This Boxing day my plan is to sit all day by the fire reading. I keep hearing good things about Abir Mukherjee’s detective series set in Calcutta and so one of my fireside companions will be his latest, Death in the East. This year I’ve fallen in love with everything Bauhaus, so Naomi Wood’s new novel The Hiding Game will also be on the pile. About love and obsession in a radical art school in Nazi Germany, it has had great reviews.
A Claxton Diary by Mark Cocker
When I gave this book to my nature-loving Dad, he followed my Mum all over the house reading little bits aloud to her because it’s so good. Arranged month by month, the short pieces can be read cover to cover or – better - with the seasons. Miraculously close observation of wildlife, great depth of knowledge, a poet’s sensitivity to language – it’s all here. Brilliant stuff.
Leonard and Hungry Paul by Rónán Hession
This note-perfect debut novel has a genius first line and it just gets better from there. About a pair of friends who live with their mums, play boardgames and go to work, it proves that there is nothing ordinary about ordinary lives. I adored it and have given half a dozen copies away already. Everyone likes it!
The Body Lies by Jo Baker
I’ve gone off thrillers in recent years – I think I got bored of being scared. This one is different. It’s a clever study of male entitlement and by setting it in the creative writing department of a university, Jo Baker is able to raise questions about violence against women as it is used by storytellers. I don’t mind books that frighten me if they also make me think, and this one does just that.
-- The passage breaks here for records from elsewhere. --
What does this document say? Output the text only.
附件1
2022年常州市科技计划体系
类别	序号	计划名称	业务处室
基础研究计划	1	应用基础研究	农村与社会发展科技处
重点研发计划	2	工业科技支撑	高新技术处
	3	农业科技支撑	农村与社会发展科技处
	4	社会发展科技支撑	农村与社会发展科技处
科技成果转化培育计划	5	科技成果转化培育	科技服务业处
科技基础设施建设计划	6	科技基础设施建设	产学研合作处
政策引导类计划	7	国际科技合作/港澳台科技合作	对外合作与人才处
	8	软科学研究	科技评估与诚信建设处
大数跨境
Ghostland by Edward Parnell
This is just up my street. I love non-fiction that moves me the way novels do, and this is one of those. Bringing together the author’s own experience of family loss with accounts of books and films that focus on ghostly places, it is a reminder that being haunted is one of the defining characteristics of being human. Perfect!
Walter Gropius: Visionary Founder of the Bauhaus by Fiona MacCarthy
The Bauhaus has got a grip on me this year, and Gropius could have no better biographer than Fiona MacCarthy. In telling the story of the founding and the disintegration of the Bauhaus, she unearths the man behind the myth. It’s a big book, but I read it in two days flat and fell in love.